Desencontros do amor

– Desculpe-me, não fique chateado, mas prefiro não responder.

– Tudo bem, eu entendo. Vou respeitar seu silêncio.

Talvez você já tenha vivido esse diálogo. Ou final de diálogo. Talvez não tenha sido desse jeito, mas um tanto parecido. Entretanto, quem já terminou uma conversa dessa forma sabe bem do que estou falando. O sentimento é de frustração. E para as duas partes. A primeira, por se dar conta de que não tem as palavras certas para responder; a segunda, por esperar por algo que possa tocá-lo ou acalmar o coração.

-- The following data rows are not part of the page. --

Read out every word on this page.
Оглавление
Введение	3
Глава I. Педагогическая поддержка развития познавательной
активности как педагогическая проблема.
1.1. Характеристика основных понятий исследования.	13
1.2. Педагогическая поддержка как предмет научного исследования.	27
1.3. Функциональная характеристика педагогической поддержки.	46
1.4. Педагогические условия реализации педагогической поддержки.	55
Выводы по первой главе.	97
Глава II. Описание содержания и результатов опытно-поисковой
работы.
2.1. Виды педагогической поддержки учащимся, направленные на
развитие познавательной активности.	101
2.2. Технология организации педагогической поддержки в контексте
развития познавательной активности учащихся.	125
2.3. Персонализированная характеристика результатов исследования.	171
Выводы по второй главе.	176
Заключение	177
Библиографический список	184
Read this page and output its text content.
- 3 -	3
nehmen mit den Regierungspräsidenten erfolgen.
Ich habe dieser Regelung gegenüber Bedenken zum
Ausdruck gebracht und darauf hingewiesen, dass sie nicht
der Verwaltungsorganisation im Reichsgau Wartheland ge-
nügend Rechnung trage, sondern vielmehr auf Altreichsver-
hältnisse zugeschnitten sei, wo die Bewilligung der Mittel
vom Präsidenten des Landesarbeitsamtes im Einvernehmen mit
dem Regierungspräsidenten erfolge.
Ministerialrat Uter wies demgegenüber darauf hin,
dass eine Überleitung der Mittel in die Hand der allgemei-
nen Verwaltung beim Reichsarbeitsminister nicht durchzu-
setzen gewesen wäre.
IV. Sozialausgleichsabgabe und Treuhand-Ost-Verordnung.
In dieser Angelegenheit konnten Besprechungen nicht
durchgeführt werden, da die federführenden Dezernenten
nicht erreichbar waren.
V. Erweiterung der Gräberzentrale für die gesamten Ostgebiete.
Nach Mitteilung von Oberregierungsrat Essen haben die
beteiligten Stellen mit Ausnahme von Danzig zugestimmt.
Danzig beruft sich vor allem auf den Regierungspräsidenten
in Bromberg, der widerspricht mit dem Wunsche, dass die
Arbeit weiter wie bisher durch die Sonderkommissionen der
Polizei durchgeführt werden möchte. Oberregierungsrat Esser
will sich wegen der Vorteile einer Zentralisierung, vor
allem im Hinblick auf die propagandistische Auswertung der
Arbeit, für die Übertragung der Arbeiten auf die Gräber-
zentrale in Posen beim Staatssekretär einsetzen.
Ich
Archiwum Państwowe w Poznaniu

Quem ficou sem a resposta quase sempre buscava algo a mais. Talvez tenha dito palavras de carinho. Talvez tenha feito promessas. Talvez tenha dito “eu te amo”… Ou simples “palavras de um futuro bom”. Mas a outra pessoa não estava na mesma sintonia. Quem sabe por ainda ter dúvidas. Quem sabe por insegurança. Quem sabe por ter sido pega de surpresa e não querer magoar.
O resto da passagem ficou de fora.